Seit dem Spätsommer 2015 haben sie einen großen Teil ihrer frei verfügbaren Zeit für den Fußball investiert: A-Lizenz-Inhaber Marc Reitmaier (33) ist seither Trainer beim Bayernligisten Würzburger FV und nebenher im Scouting-Bereich des Bundesligisten TSG 1899 Hoffenheim aktiv. Auch Sportdirektor Martin Lang (45) scheint für diese Position genau der richtige Mann zur richtigen Zeit beim WFV gewesen zu sein und strotzt weiterhin vor Tatendrang. Gemeinsam hat das Duo den WFV vor dem Absturz in die Bedeutungslosigkeit bewahrt – und dabei auch in der laufenden Saison ein glückliches Händchen bei der Personalauswahl bewiesen. Im Doppelinterview blicken Lang und Reitmaier zurück sowie nach vorne.
Frage: Herr Lang, Herr Reitmaier, Sie haben den Würzburger FV sportlich in den letzten eineinhalb Jahren wieder auf Vordermann gebracht. Wie ist Ihnen das gelungen?
Martin Lang: Das Wichtigste war zunächst mal, dass wir eine Trainerentscheidung getroffen haben, die sich als goldrichtig herausstellen sollte, und dass uns der Vorstand alle Freiheiten gelassen hat, um den sportlichen Bereich zu restrukturieren. Es war zu diesem Zeitpunkt sehr viel Arbeit mit der Mannschaft, aber auch im Umfeld notwendig.
Marc hat zum Teil vier Trainingseinheiten in der Woche angesetzt. Man hat von Anfang an erkennen können, dass sich etwas grundlegend ändert. Die körperliche Fitness kam zurück, und eine stabile Defensive war zunehmend erkennbar.
Was waren Ihre konkreten Ansatzpunkte, Herr Reitmaier?
Marc Reitmaier: Die Mannschaft hat seinerzeit mit einem echten Negativlauf zu kämpfen gehabt. Da musste bei den Jungs erst wieder der Glaube an sich selbst geweckt werden. Deshalb waren viele Einzelgespräche nötig. Zudem haben wir über Wochen fleißig und hart an der Kondition gearbeitet, natürlich auch gepaart mit vielen Spielformen. Ein wichtiges Element war zudem die Videoanalyse, um Fehlerquellen aufzuspüren. Entscheidend war auch, dass sich die Stimmung wieder aufhellt. Wir haben uns etwa gegenseitig Applaus bei gelungenen Aktionen im Training gegeben. Es war klar, dass das alles irgendwann zum Erfolg führen muss.

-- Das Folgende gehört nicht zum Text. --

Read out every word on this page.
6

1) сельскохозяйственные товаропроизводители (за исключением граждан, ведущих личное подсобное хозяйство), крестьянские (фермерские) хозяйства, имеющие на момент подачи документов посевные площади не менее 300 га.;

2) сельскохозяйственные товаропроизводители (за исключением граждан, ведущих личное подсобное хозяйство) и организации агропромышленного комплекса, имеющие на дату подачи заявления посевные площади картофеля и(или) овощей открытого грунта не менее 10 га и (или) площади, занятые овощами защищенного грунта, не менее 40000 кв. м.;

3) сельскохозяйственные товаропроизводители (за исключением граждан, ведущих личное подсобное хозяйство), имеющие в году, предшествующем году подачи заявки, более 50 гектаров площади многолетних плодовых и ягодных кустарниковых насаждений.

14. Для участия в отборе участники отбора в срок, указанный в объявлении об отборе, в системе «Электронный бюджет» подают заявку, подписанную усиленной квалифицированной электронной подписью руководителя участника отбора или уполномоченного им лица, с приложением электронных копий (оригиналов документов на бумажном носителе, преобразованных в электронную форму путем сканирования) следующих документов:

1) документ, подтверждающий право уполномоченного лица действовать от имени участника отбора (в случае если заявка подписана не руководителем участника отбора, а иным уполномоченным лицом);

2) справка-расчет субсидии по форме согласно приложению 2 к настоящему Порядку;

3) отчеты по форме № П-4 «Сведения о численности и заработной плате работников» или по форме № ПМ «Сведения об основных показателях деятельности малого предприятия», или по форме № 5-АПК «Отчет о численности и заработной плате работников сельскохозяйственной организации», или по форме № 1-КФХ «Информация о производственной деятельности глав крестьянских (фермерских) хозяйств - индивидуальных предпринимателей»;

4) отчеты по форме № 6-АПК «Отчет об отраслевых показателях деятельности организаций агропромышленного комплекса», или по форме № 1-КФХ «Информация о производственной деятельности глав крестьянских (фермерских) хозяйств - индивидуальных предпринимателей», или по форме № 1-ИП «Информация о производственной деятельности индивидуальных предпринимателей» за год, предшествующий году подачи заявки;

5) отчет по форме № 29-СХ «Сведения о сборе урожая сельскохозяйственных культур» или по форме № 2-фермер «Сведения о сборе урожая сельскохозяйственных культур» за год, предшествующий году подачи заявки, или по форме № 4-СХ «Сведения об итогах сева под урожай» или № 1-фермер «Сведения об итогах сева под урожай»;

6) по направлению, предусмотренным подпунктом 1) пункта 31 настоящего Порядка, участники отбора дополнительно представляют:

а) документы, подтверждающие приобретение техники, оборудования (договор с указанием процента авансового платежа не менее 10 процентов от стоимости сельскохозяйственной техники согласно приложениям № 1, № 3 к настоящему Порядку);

Seit Ihrem Amtsantritt im Spätsommer 2015 sind rund 15 Spieler an die Mainaustraße gewechselt. Wie konnten Sie die sportlichen Verstärkungen trotz der finanziell angespannten Situation zum WFV holen?

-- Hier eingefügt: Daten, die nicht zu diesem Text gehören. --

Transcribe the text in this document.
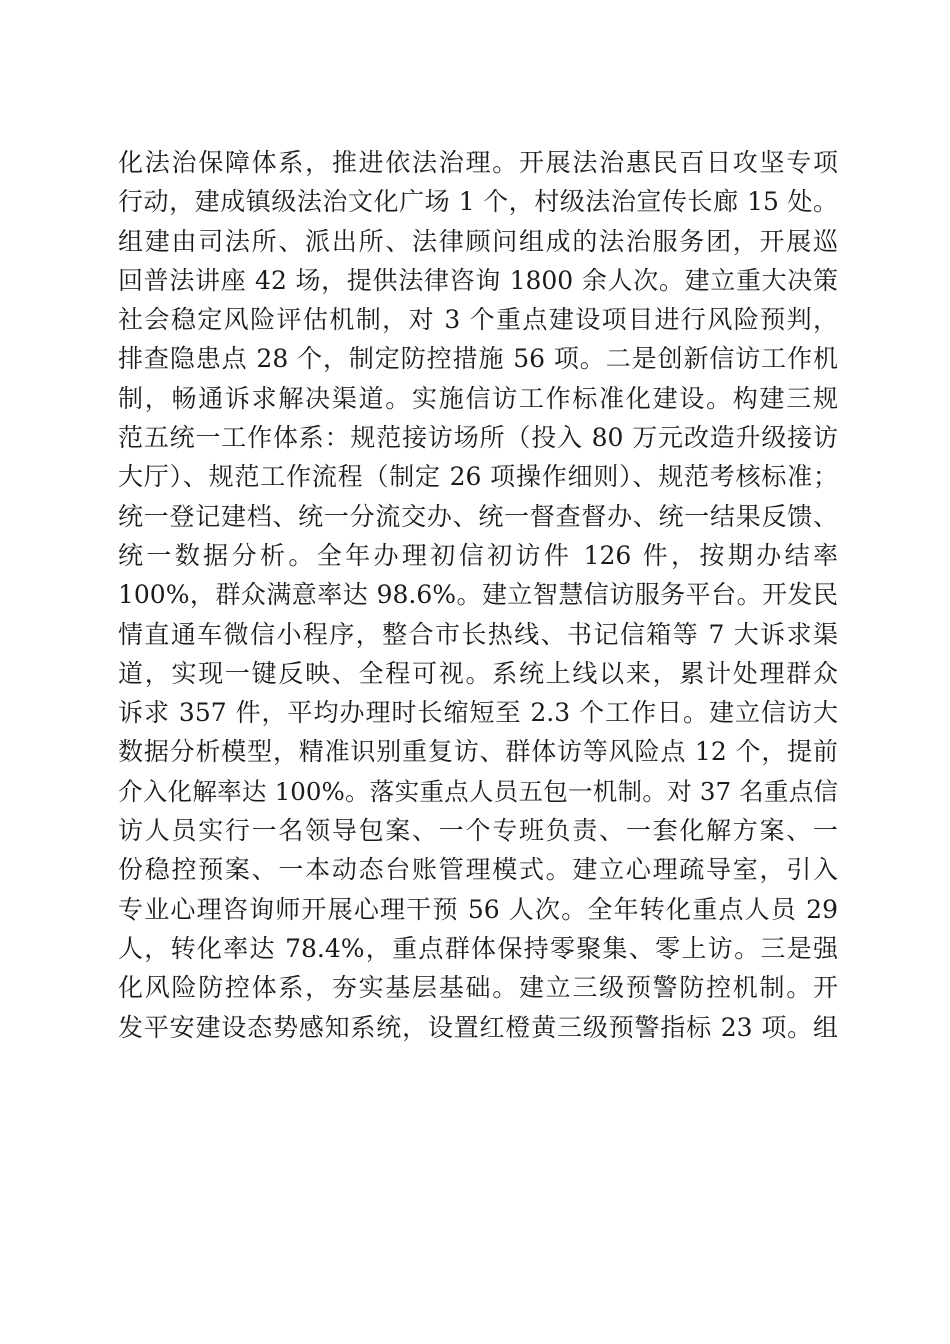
化法治保障体系，推进依法治理。开展法治惠民百日攻坚专项
行动，建成镇级法治文化广场 1 个，村级法治宣传长廊 15 处。
组建由司法所、派出所、法律顾问组成的法治服务团，开展巡
回普法讲座 42 场，提供法律咨询 1800 余人次。建立重大决策
社会稳定风险评估机制，对 3 个重点建设项目进行风险预判，
排查隐患点 28 个，制定防控措施 56 项。二是创新信访工作机
制，畅通诉求解决渠道。实施信访工作标准化建设。构建三规
范五统一工作体系：规范接访场所（投入 80 万元改造升级接访
大厅）、规范工作流程（制定 26 项操作细则）、规范考核标准；
统一登记建档、统一分流交办、统一督查督办、统一结果反馈、
统一数据分析。全年办理初信初访件 126 件，按期办结率
100%，群众满意率达 98.6%。建立智慧信访服务平台。开发民
情直通车微信小程序，整合市长热线、书记信箱等 7 大诉求渠
道，实现一键反映、全程可视。系统上线以来，累计处理群众
诉求 357 件，平均办理时长缩短至 2.3 个工作日。建立信访大
数据分析模型，精准识别重复访、群体访等风险点 12 个，提前
介入化解率达 100%。落实重点人员五包一机制。对 37 名重点信
访人员实行一名领导包案、一个专班负责、一套化解方案、一
份稳控预案、一本动态台账管理模式。建立心理疏导室，引入
专业心理咨询师开展心理干预 56 人次。全年转化重点人员 29
人，转化率达 78.4%，重点群体保持零聚集、零上访。三是强
化风险防控体系，夯实基层基础。建立三级预警防控机制。开
发平安建设态势感知系统，设置红橙黄三级预警指标 23 项。组
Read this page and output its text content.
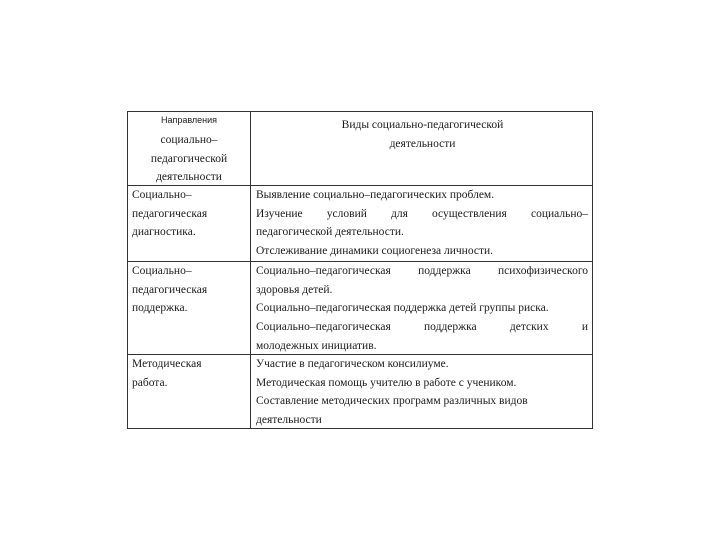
Направления
социально–
педагогической
деятельности
Виды социально-педагогической
деятельности
Социально–
педагогическая
диагностика.
Выявление социально–педагогических проблем.
Изучение условий для осуществления социально–
педагогической деятельности.
Отслеживание динамики социогенеза личности.
Социально–
педагогическая
поддержка.
Социально–педагогическая поддержка психофизического
здоровья детей.
Социально–педагогическая поддержка детей группы риска.
Социально–педагогическая поддержка детских и
молодежных инициатив.
Методическая
работа.
Участие в педагогическом консилиуме.
Методическая помощь учителю в работе с учеником.
Составление методических программ различных видов
деятельности
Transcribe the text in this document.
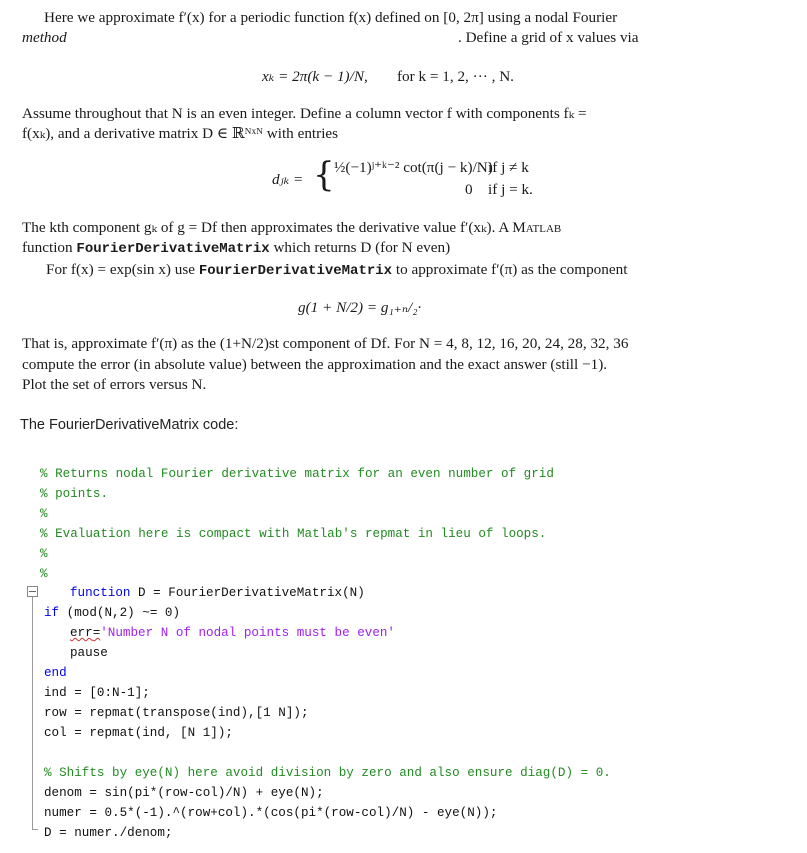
Here we approximate f′(x) for a periodic function f(x) defined on [0, 2π] using a nodal Fourier
method	. Define a grid of x values via
xₖ = 2π(k − 1)/N, for k = 1, 2, ··· , N.
Assume throughout that N is an even integer. Define a column vector f with components fₖ =
f(xₖ), and a derivative matrix D ∈ ℝᴺˣᴺ with entries
dⱼₖ = { ½(−1)ʲ⁺ᵏ⁻² cot(π(j − k)/N)
if j ≠ k
0 if j = k.
The kth component gₖ of g = Df then approximates the derivative value f′(xₖ). A Matlab
function FourierDerivativeMatrix which returns D (for N even)
For f(x) = exp(sin x) use FourierDerivativeMatrix to approximate f′(π) as the component
g(1 + N/2) = g₁₊ₙ/₂·
That is, approximate f′(π) as the (1+N/2)st component of Df. For N = 4, 8, 12, 16, 20, 24, 28, 32, 36
compute the error (in absolute value) between the approximation and the exact answer (still −1).
Plot the set of errors versus N.
The FourierDerivativeMatrix code:
% Returns nodal Fourier derivative matrix for an even number of grid
% points.
%
% Evaluation here is compact with Matlab's repmat in lieu of loops.
%
%
function D = FourierDerivativeMatrix(N)
if (mod(N,2) ~= 0)
err='Number N of nodal points must be even'
pause
end
ind = [0:N-1];
row = repmat(transpose(ind),[1 N]);
col = repmat(ind, [N 1]);
% Shifts by eye(N) here avoid division by zero and also ensure diag(D) = 0.
denom = sin(pi*(row-col)/N) + eye(N);
numer = 0.5*(-1).^(row+col).*(cos(pi*(row-col)/N) - eye(N));
D = numer./denom;
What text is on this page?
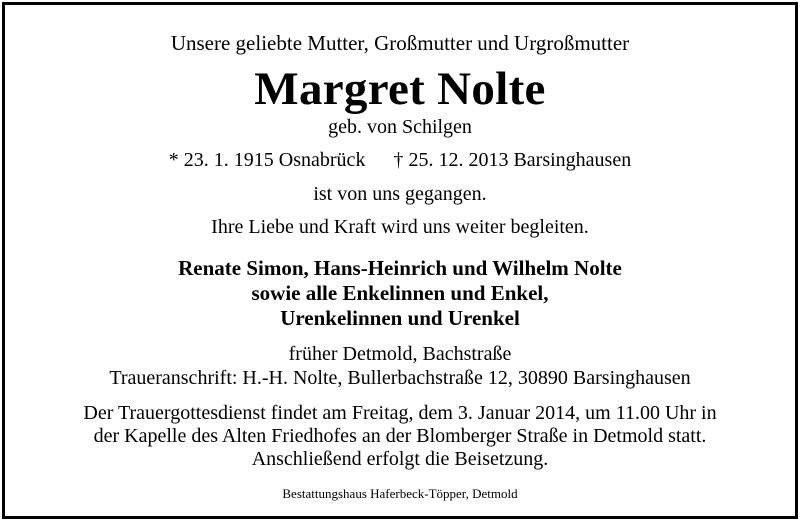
Unsere geliebte Mutter, Großmutter und Urgroßmutter
Margret Nolte
geb. von Schilgen
* 23. 1. 1915 Osnabrück † 25. 12. 2013 Barsinghausen
ist von uns gegangen.
Ihre Liebe und Kraft wird uns weiter begleiten.
Renate Simon, Hans-Heinrich und Wilhelm Nolte
sowie alle Enkelinnen und Enkel,
Urenkelinnen und Urenkel
früher Detmold, Bachstraße
Traueranschrift: H.-H. Nolte, Bullerbachstraße 12, 30890 Barsinghausen
Der Trauergottesdienst findet am Freitag, dem 3. Januar 2014, um 11.00 Uhr in
der Kapelle des Alten Friedhofes an der Blomberger Straße in Detmold statt.
Anschließend erfolgt die Beisetzung.
Bestattungshaus Haferbeck-Töpper, Detmold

Lang: Da war viel Überzeugungsarbeit nötig. Bei Spielern, die schon mal hier waren, wie Christian Steinmetz oder Wojtek Droszcz ist zudem noch Herzblut für den Verein vorhanden. Außerdem haben wir in dieser Zeit etwa genauso viele Akteure abgegeben, und dieses Geld eben in neue Leute reinvestiert.
Die neuen Spieler haben definitiv eine höhere Qualität als die alten. Ging dieses Wechselspiel in puncto Gehälter tatsächlich eins zu eins auf?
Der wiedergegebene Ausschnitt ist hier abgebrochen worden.